Por Elena - 8 de Agosto, 2008, 9:00, Categoría: Hoy

¿Y no te pasa nunca que un día te miras al espejo y te percatas, acojonado, que te pareces muchísimo a tu madre/padre, incluso en todas esas cosas que criticabas, y de repente, te das cuenta, que sin saber cómo ni porqué, tienes las mismas reacciones que ellos?

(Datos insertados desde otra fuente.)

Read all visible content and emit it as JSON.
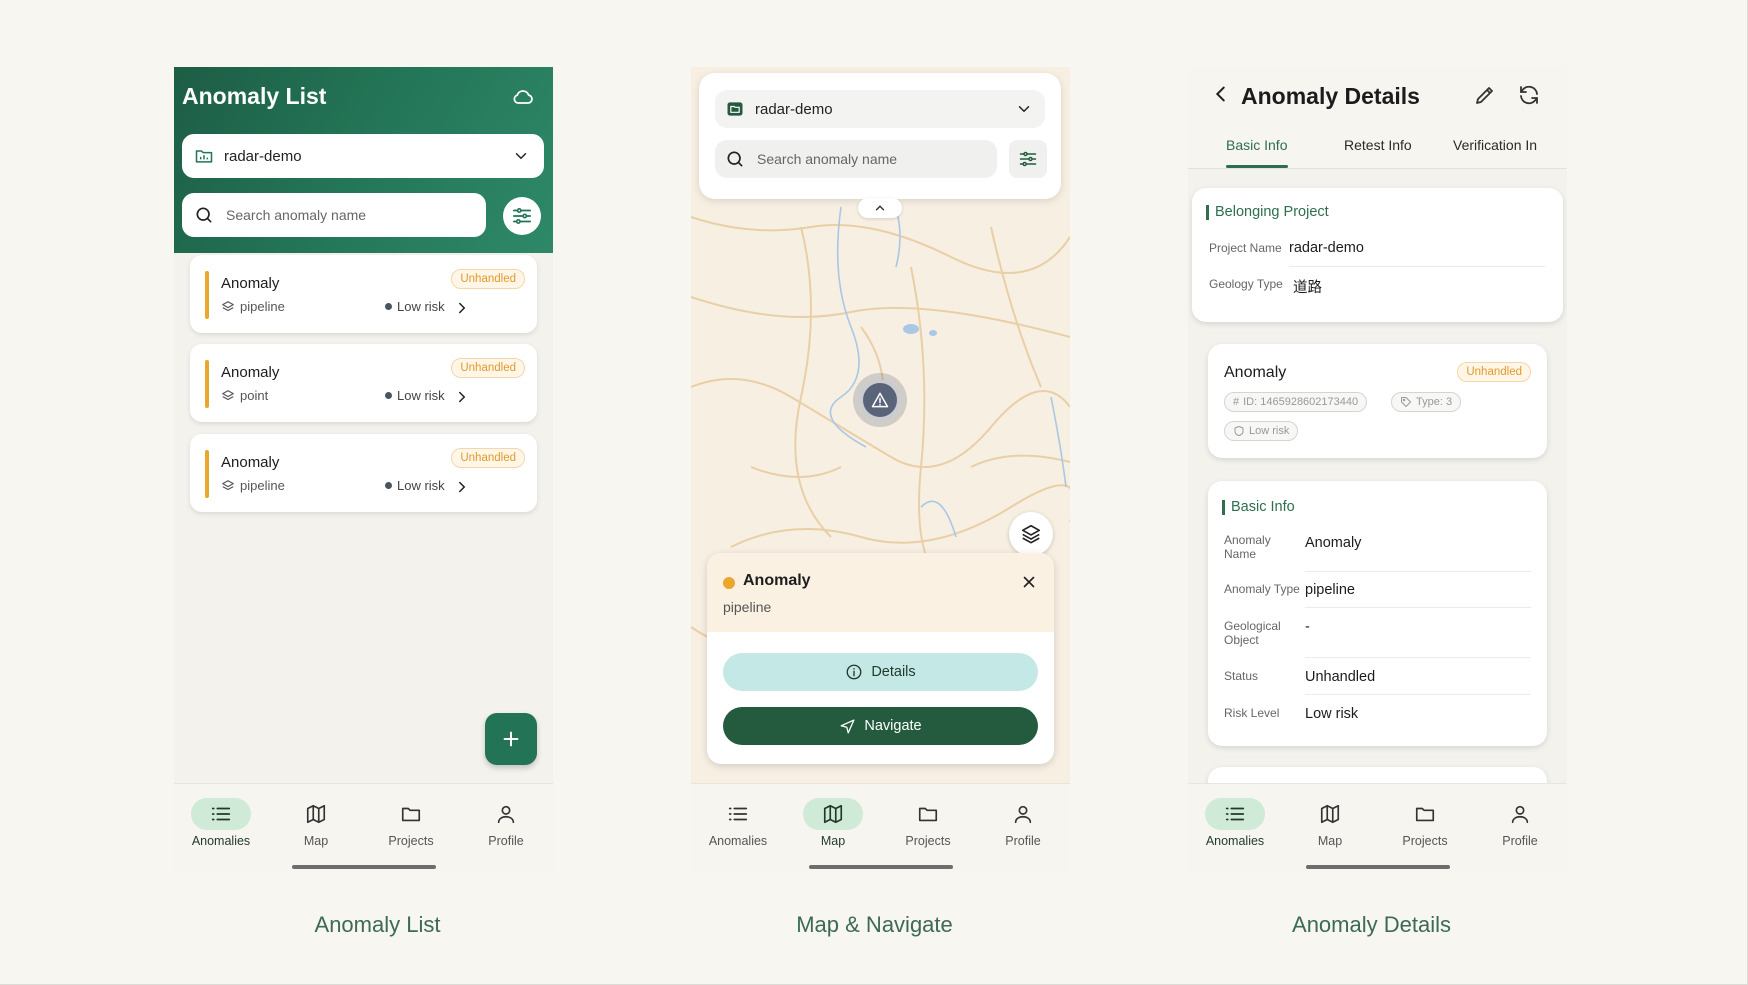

Cada vez me veo más fiel reflejo de mi madre, y eso me sorprende y me inquieta. Me doy cuenta que tengo el mismo sarcasmo duro procedente de la sinceridad que ella. La misma tendencia a la tristeza. La misma tendencia a la timidez, a no querer destacar. Que todas las manías que había criticado de ella antes, son las mismas que las mías ahora: pensar demasiado en negativo, excesivamente prudente, miedosa, rozando la intolerancia en ciertos sentidos.

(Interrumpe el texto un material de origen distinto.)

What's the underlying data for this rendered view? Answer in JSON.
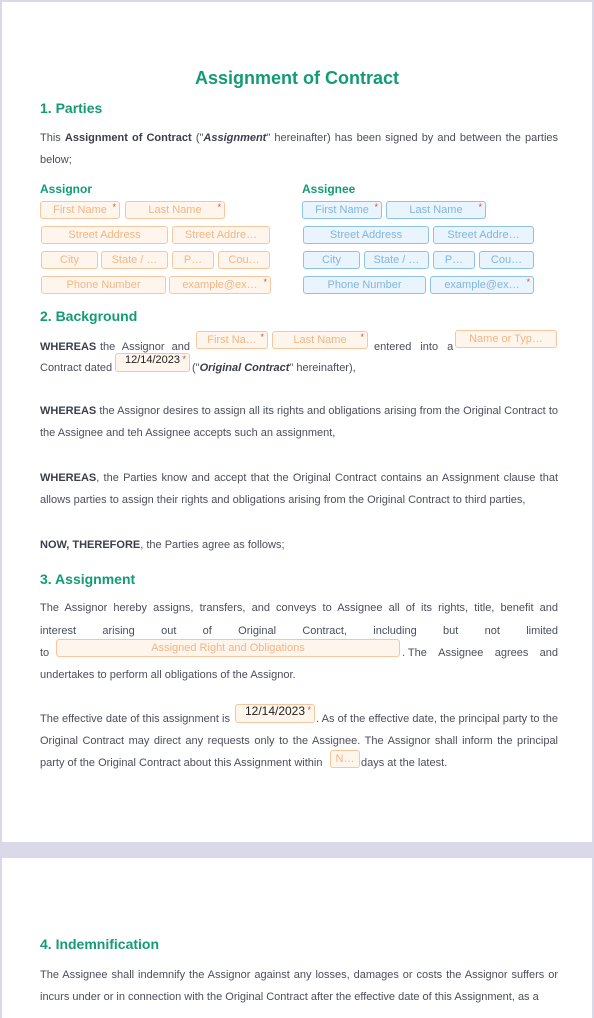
{
  "document": {
    "title": "Assignment of Contract",
    "colors": {
      "heading": "#139b76",
      "assignor_field": "#f6c79c",
      "assignee_field": "#8cc3ea",
      "required": "#e8463a"
    }
  },
  "section1": {
    "heading": "1. Parties",
    "intro_pre": "This ",
    "intro_bold": "Assignment of Contract",
    "intro_mid": " (\"",
    "intro_italic": "Assignment",
    "intro_post": "\" hereinafter) has been signed by and between the parties below;",
    "assignor": {
      "label": "Assignor",
      "first_name": "First Name",
      "last_name": "Last Name",
      "street_address": "Street Address",
      "street_address_2": "Street Addre…",
      "city": "City",
      "state": "State / …",
      "postal": "P…",
      "country": "Cou…",
      "phone": "Phone Number",
      "email": "example@ex…"
    },
    "assignee": {
      "label": "Assignee",
      "first_name": "First Name",
      "last_name": "Last Name",
      "street_address": "Street Address",
      "street_address_2": "Street Addre…",
      "city": "City",
      "state": "State / …",
      "postal": "P…",
      "country": "Cou…",
      "phone": "Phone Number",
      "email": "example@ex…"
    }
  },
  "section2": {
    "heading": "2. Background",
    "whereas1_bold": "WHEREAS",
    "whereas1_a": "the Assignor and",
    "party_first": "First Na…",
    "party_last": "Last Name",
    "whereas1_b": "entered into a",
    "contract_type": "Name or Typ…",
    "contract_dated": "Contract dated",
    "contract_date": "12/14/2023",
    "orig_pre": "(\"",
    "orig_italic": "Original Contract",
    "orig_post": "\" hereinafter),",
    "whereas2_bold": "WHEREAS",
    "whereas2": " the Assignor desires to assign all its rights and obligations arising from the Original Contract to the Assignee and teh Assignee accepts such an assignment,",
    "whereas3_bold": "WHEREAS",
    "whereas3": ", the Parties know and accept that the Original Contract contains an Assignment clause that allows parties to assign their rights and obligations arising from the Original Contract to third parties,",
    "now_bold": "NOW, THEREFORE",
    "now": ", the Parties agree as follows;"
  },
  "section3": {
    "heading": "3. Assignment",
    "para1_line1": "The Assignor hereby assigns, transfers, and conveys to Assignee all of its rights, title, benefit and",
    "para1_line2_words": [
      "interest",
      "arising",
      "out",
      "of",
      "Original",
      "Contract,",
      "including",
      "but",
      "not",
      "limited"
    ],
    "para1_to": "to",
    "rights_placeholder": "Assigned Right and Obligations",
    "para1_line3_words": [
      ". The",
      "Assignee",
      "agrees",
      "and"
    ],
    "para1_line4": "undertakes to perform all obligations of the Assignor.",
    "para2_pre": "The effective date of this assignment is",
    "effective_date": "12/14/2023",
    "para2_post": ". As of the effective date, the principal party to the",
    "para2_line2": "Original Contract may direct any requests only to the Assignee. The Assignor shall inform the principal",
    "para2_line3_pre": "party of the Original Contract about this Assignment within",
    "days_placeholder": "N…",
    "para2_line3_post": "days at the latest."
  },
  "section4": {
    "heading": "4. Indemnification",
    "para": "The Assignee shall indemnify the Assignor against any losses, damages or costs the Assignor suffers or incurs under or in connection with the Original Contract after the effective date of this Assignment, as a"
  }
}
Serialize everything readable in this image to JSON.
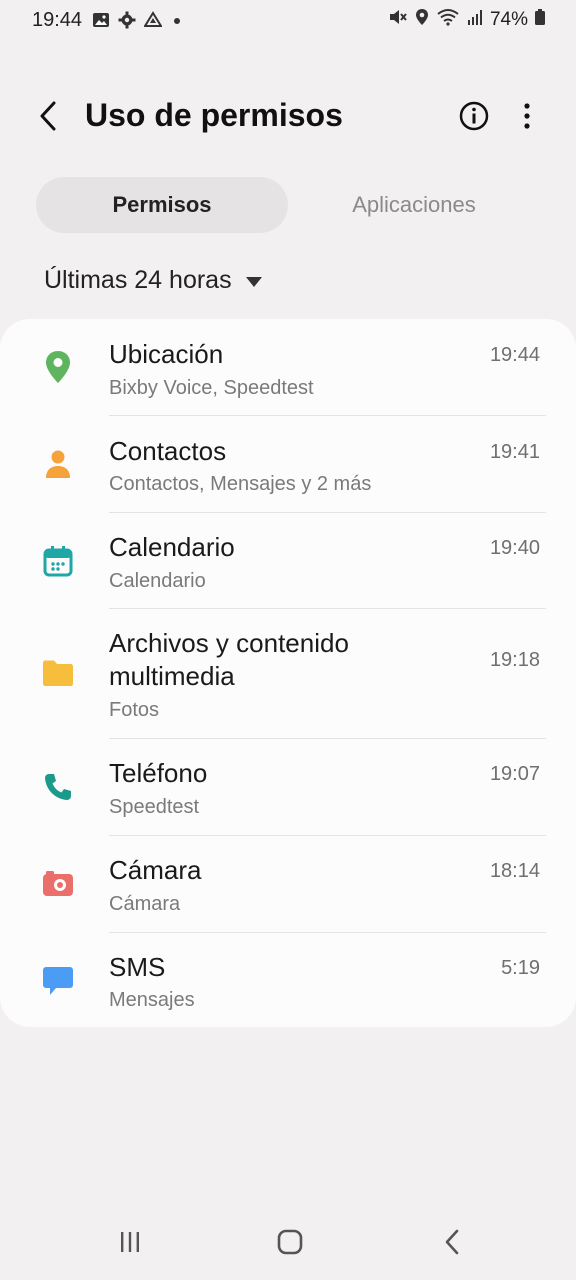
{
  "status_bar": {
    "time": "19:44",
    "battery": "74%",
    "left_icons": [
      "image-icon",
      "gear-icon",
      "drive-icon",
      "dot-icon"
    ],
    "right_icons": [
      "mute-icon",
      "location-icon",
      "wifi-icon",
      "signal-icon",
      "battery-icon"
    ]
  },
  "app_bar": {
    "title": "Uso de permisos"
  },
  "tabs": [
    {
      "label": "Permisos",
      "selected": true
    },
    {
      "label": "Aplicaciones",
      "selected": false
    }
  ],
  "time_range": {
    "label": "Últimas 24 horas"
  },
  "colors": {
    "location": "#5fb55f",
    "contacts": "#f5a23a",
    "calendar": "#1fa6a6",
    "files": "#f7be3d",
    "phone": "#1a9a8a",
    "camera": "#ea6f6a",
    "sms": "#4a9cf5"
  },
  "permissions": [
    {
      "name": "Ubicación",
      "apps": "Bixby Voice, Speedtest",
      "time": "19:44",
      "icon": "location-pin-icon"
    },
    {
      "name": "Contactos",
      "apps": "Contactos, Mensajes y 2 más",
      "time": "19:41",
      "icon": "person-icon"
    },
    {
      "name": "Calendario",
      "apps": "Calendario",
      "time": "19:40",
      "icon": "calendar-icon"
    },
    {
      "name": "Archivos y contenido multimedia",
      "apps": "Fotos",
      "time": "19:18",
      "icon": "folder-icon"
    },
    {
      "name": "Teléfono",
      "apps": "Speedtest",
      "time": "19:07",
      "icon": "phone-icon"
    },
    {
      "name": "Cámara",
      "apps": "Cámara",
      "time": "18:14",
      "icon": "camera-icon"
    },
    {
      "name": "SMS",
      "apps": "Mensajes",
      "time": "5:19",
      "icon": "message-icon"
    }
  ]
}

Sé que los últimos acontecimientos de estos últimos meses me han hecho una mella más profunda de lo que pueda parecer a simple vista, y es lo que han provocado que me haya convertido en el ser nervioso que soy ahora. En estos últimos dos años he pasado por cuatro trabajos distintos y he estado en el paro. Y ahora, me doy cuenta que con todo esto de escuchar hablar de tanta crisis económica a mi alrededor, se me ponen los pelos de punta. El 30 de enero se me acaba el contrato, en teoría me han de hacer indefinida. ¿Y si no me recuevan? ¿Otra vez en la puta calle? Odio la inestabilidad laboral, la odio. Es lo que me crea más inseguridad del mundo. Y a lo que iba: me podría tomar las cosas de otra manera, por supuesto. Pero lo curioso del asunto es que he reaccionado como insconcientemente he mamado durante los años de mi infancia, siguiendo el modelo de mi madre: con excesivo miedo, con excesiva prudencia, con excesiva seriedad.

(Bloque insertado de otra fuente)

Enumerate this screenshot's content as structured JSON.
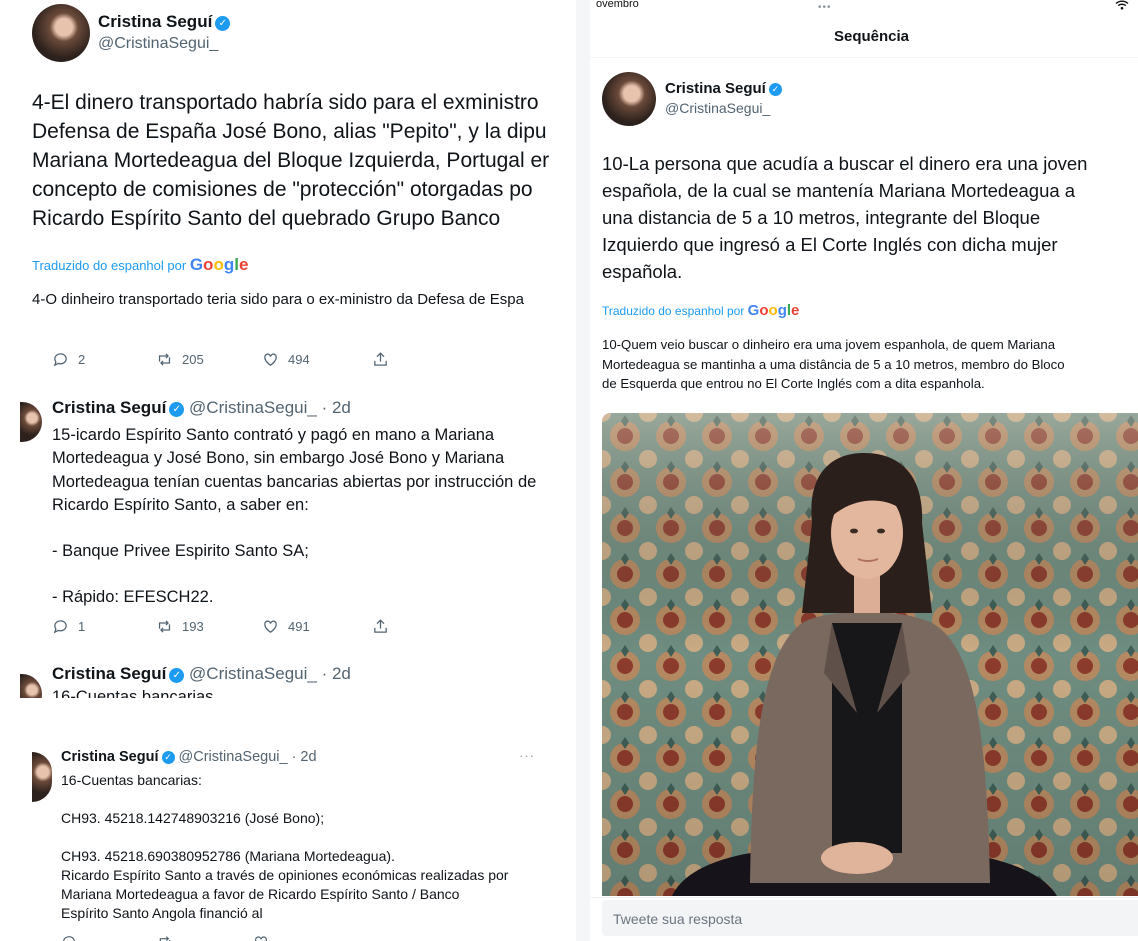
{
  "left_panel": {
    "tweet1": {
      "name": "Cristina Seguí",
      "handle": "@CristinaSegui_",
      "text_lines": [
        "4-El dinero transportado habría sido para el exministro",
        "Defensa de España José Bono, alias \"Pepito\", y la dipu",
        "Mariana Mortedeagua del Bloque Izquierda, Portugal er",
        "concepto de comisiones de \"protección\" otorgadas po",
        "Ricardo Espírito Santo del quebrado Grupo Banco"
      ],
      "translated_label": "Traduzido do espanhol por",
      "translated_brand": "Google",
      "translation": "4-O dinheiro transportado teria sido para o ex-ministro da Defesa de Espa",
      "stats": {
        "replies": "2",
        "retweets": "205",
        "likes": "494"
      }
    },
    "tweet2": {
      "name": "Cristina Seguí",
      "handle_time": "@CristinaSegui_ · 2d",
      "text_lines": [
        "15-icardo Espírito Santo contrató y pagó en mano a Mariana",
        "Mortedeagua y José Bono, sin embargo José Bono y Mariana",
        "Mortedeagua tenían cuentas bancarias abiertas por instrucción de",
        "Ricardo Espírito Santo, a saber en:",
        "",
        "- Banque Privee Espirito Santo SA;",
        "",
        "- Rápido: EFESCH22."
      ],
      "stats": {
        "replies": "1",
        "retweets": "193",
        "likes": "491"
      }
    },
    "tweet3": {
      "name": "Cristina Seguí",
      "handle_time": "@CristinaSegui_ · 2d",
      "partial_text": "16-Cuentas bancarias"
    },
    "tweet4": {
      "name": "Cristina Seguí",
      "handle_time": "@CristinaSegui_ · 2d",
      "more": "···",
      "text_lines": [
        "16-Cuentas bancarias:",
        "",
        "CH93. 45218.142748903216 (José Bono);",
        "",
        "CH93. 45218.690380952786 (Mariana Mortedeagua).",
        "Ricardo Espírito Santo a través de opiniones económicas realizadas por",
        "Mariana Mortedeagua a favor de Ricardo Espírito Santo / Banco",
        "Espírito Santo Angola financió al"
      ]
    }
  },
  "right_panel": {
    "status_bar": {
      "date": "ovembro",
      "dots": "•••"
    },
    "header_title": "Sequência",
    "tweet": {
      "name": "Cristina Seguí",
      "handle": "@CristinaSegui_",
      "text_lines": [
        "10-La persona que acudía a buscar el dinero era una joven",
        "española, de la cual se mantenía Mariana Mortedeagua a",
        "una distancia de 5 a 10 metros, integrante del Bloque",
        "Izquierdo que ingresó a El Corte Inglés con dicha mujer",
        "española."
      ],
      "translated_label": "Traduzido do espanhol por",
      "translated_brand": "Google",
      "translation_lines": [
        "10-Quem veio buscar o dinheiro era uma jovem espanhola, de quem Mariana",
        "Mortedeagua se mantinha a uma distância de 5 a 10 metros, membro do Bloco",
        "de Esquerda que entrou no El Corte Inglés com a dita espanhola."
      ]
    },
    "reply_placeholder": "Tweete sua resposta"
  },
  "colors": {
    "link_blue": "#1d9bf0",
    "muted": "#536471",
    "text": "#0f1419"
  }
}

Por ejemplo, con Calamaro habiamos pensado, en nuestras dos semanas de vacaciones, irnos por ahí, darnos un buen viaje, vivir la vida. Pero me da tanto pánico que quizás me pueda quedar en el paro en enero, que pienso: como nos vamos a gastar 3.000 euros en un viaje? Y luego? Y si lo necesitamos luego? Y reculo y convenzo a Calamaro de que no, que mejor que no. Pero lo que me ralla es que por pitos o flautas, mi exceso de prudencia nunca me permita hacer lo que me apetece hacer realmente. Y lo que más rabia me da es que yo antes no era así, era más alegre, más alocada, más valiente (o inconsciente, aceptamos barco). Me echo de menos, coño. ¿Donde estoy?

Por supuesto, quiero dejar claro que no es cierto que mi madre sólo tenga cosas malas, es más, de hecho, es un abanico de virtudes. Es inteligente, muy culta, sencilla, sensata, sin tonterías en la cabeza, clara y precisa. Odia la idea de ser una molestia, y nunca ha perdido las ganas de aprender. Ha sido muy buena madre, muy paciente, y ahora es una excelente oyente de mis no quejidos. De adulta, le he descubierto un encanto especial, muy divertido, que desgraciadamente no le supe ver de más joven.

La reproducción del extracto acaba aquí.